# Is a Masters worth it?



## tjv29409 (Jan 17, 2019)

Good Evening,
I am currently a junior undergraduate student, with a double major in Criminal Justice and Spanish and am looking at graduate school. I have an opportunity to attend any Massachusetts State college/university tuition free for graduate school, which would cover a majority of a Masters degree. Many programs like Lowell, Westfield, and Bridgewater all have Masters in Criminal Justice, other universities have more broaden Masters related to a more political science path. I am also an ROTC schloarship and contract with the National Guard, therefore my masters would be halted at one point to attend BOLC (Basic Officers leader course). I was just curious as to what people already in the work force think and is this would be a very smart decision, or if they attended any of these programs their experiences there?


----------



## 02136colonel (Jul 21, 2018)

If it’s free, I’d go for it. More education certainly doesn’t hurt. Otherwise, I’d say that sponsoring yourself to a full time academy would do far more than any degree in terms of getting hired.
In civil service, a degree does very little in terms of hiring. Non civil service, it depends on the department. Once you’re on the job, most departments offer some sort of incentive for having a degree, either Quinn or a contractual incentive. But worry about getting on first.


----------



## j809 (Jul 5, 2002)

Get it , a bachelors degree today is an equivalent of a high school diploma 20 years ago. You will be more marketable and you’re still in study mode, get it done. There will be plenty of time to work 


Sent from my iPhone using Tapatalk


----------



## mpd61 (Aug 7, 2002)

j809 said:


> Get it , a bachelors degree today is an equivalent of a high school diploma 20 years ago. You will be more marketable and you're still in study mode, get it done. There will be plenty of time to work


+1 with j809
This guy knows what he's talking about relative to Higher Education and the L.E. arena. I watched him push his way through every level while supporting a family doing it. Now he's command staff in an unnamed municipality, with a plan to drive his Chief into Psych retirement so he can take over. Listen to this guy, he's stone cold actual, factual real deal smart man.......
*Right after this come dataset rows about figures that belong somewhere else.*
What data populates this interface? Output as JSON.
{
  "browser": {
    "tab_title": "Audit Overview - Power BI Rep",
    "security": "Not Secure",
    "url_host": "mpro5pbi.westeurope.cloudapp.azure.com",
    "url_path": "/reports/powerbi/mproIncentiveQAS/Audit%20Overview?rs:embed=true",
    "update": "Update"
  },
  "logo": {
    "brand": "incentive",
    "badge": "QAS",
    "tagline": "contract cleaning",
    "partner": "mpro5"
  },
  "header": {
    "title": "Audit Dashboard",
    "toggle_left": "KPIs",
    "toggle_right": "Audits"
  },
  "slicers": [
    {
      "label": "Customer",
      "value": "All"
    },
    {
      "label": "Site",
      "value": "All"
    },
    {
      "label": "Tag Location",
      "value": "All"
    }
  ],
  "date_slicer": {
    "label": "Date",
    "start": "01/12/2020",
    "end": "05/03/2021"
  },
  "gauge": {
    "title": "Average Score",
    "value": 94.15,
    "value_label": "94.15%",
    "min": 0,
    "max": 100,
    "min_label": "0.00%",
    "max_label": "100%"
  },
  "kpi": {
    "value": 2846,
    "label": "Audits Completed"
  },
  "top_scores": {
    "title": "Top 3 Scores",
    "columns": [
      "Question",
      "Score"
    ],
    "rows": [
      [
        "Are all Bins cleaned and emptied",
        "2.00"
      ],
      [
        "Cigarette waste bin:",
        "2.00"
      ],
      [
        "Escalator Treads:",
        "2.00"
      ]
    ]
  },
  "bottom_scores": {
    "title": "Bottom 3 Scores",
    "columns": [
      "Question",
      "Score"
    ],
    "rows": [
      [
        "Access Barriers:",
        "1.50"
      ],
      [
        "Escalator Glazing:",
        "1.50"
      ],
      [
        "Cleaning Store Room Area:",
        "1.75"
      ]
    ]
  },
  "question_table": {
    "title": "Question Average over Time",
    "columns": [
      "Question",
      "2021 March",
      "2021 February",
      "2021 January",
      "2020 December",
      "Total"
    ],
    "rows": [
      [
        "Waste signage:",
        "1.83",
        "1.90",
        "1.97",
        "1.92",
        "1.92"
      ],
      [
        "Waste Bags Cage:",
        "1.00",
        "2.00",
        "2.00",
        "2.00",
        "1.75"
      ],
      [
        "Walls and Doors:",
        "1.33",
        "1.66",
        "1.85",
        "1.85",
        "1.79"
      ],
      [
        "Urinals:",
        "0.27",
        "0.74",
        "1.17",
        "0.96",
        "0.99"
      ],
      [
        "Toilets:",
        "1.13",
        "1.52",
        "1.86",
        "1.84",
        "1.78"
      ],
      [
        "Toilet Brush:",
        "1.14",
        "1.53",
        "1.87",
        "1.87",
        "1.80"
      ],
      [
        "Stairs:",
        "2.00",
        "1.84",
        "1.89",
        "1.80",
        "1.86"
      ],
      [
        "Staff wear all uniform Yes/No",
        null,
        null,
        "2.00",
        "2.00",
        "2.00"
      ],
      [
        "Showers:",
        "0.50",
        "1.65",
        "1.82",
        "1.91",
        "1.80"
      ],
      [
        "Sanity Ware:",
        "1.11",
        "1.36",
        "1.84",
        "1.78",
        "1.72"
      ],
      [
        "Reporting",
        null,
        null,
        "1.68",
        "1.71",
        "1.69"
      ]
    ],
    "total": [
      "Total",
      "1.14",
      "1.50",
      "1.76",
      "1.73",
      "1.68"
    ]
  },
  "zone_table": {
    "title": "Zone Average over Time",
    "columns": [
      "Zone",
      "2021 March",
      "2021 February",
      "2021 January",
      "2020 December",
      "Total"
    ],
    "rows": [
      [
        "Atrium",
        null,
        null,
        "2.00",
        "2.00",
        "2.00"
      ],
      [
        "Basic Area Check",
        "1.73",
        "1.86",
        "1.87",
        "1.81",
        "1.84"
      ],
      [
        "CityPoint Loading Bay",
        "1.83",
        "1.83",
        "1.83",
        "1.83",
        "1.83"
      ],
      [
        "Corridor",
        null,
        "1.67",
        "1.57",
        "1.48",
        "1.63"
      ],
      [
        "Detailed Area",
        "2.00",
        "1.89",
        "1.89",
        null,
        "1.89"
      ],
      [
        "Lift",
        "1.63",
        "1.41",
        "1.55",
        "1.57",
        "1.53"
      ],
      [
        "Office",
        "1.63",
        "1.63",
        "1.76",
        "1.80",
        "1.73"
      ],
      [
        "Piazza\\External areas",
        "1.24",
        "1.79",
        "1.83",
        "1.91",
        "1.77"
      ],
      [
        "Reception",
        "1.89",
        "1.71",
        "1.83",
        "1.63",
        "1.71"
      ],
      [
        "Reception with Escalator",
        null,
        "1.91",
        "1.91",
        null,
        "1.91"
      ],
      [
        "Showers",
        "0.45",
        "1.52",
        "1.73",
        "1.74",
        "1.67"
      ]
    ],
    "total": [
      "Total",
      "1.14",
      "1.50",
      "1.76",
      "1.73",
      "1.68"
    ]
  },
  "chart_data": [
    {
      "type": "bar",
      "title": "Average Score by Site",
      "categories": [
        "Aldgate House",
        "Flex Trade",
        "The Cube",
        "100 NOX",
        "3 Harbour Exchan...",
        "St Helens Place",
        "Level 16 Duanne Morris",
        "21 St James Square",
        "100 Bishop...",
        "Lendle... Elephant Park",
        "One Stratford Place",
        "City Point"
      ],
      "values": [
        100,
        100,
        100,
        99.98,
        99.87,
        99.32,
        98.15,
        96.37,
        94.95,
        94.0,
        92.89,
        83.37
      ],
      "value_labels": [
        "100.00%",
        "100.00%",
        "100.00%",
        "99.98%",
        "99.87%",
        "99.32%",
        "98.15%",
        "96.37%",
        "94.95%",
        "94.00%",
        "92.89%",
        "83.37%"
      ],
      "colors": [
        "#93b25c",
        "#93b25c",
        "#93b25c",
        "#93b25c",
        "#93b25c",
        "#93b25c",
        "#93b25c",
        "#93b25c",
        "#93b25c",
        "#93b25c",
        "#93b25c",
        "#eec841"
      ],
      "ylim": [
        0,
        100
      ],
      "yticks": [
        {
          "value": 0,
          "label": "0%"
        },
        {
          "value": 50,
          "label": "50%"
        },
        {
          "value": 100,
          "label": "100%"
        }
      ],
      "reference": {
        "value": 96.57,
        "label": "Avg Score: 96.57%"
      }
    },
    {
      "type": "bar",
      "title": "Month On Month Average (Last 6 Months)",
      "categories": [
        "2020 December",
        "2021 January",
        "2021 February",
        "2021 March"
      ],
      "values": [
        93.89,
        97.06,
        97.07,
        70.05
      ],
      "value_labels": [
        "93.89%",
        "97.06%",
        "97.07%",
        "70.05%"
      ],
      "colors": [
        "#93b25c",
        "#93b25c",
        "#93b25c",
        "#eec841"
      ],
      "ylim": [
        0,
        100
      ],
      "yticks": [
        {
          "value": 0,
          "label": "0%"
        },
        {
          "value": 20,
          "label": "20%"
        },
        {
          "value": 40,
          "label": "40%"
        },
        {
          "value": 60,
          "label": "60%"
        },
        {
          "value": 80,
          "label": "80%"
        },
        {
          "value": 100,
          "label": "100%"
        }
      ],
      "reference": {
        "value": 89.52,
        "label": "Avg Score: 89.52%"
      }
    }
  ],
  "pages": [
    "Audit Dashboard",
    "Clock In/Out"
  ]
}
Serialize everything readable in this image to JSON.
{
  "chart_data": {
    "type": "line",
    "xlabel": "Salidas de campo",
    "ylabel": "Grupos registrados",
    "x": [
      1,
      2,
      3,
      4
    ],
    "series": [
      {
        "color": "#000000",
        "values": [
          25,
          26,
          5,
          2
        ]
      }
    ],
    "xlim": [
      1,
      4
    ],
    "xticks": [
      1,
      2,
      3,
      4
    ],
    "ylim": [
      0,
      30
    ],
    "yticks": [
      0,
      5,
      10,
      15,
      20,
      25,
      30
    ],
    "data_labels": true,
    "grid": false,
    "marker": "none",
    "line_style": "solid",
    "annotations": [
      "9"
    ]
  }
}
And yes I loathe to admit it......


----------



## j809 (Jul 5, 2002)

mpd61 said:


> +1 with j809
> This guy knows what he's talking about relative to Higher Education and the L.E. arena. I watched him push his way through every level while supporting a family doing it. Now he's command staff in an unnamed municipality, with a plan to drive his Chief into Psych retirement so he can take over. Listen to this guy, he's stone cold actual, factual real deal smart man.......
> 
> And yes I loathe to admit it......


Hahahah you're tapped 

Sent from my iPhone using Tapatalk


----------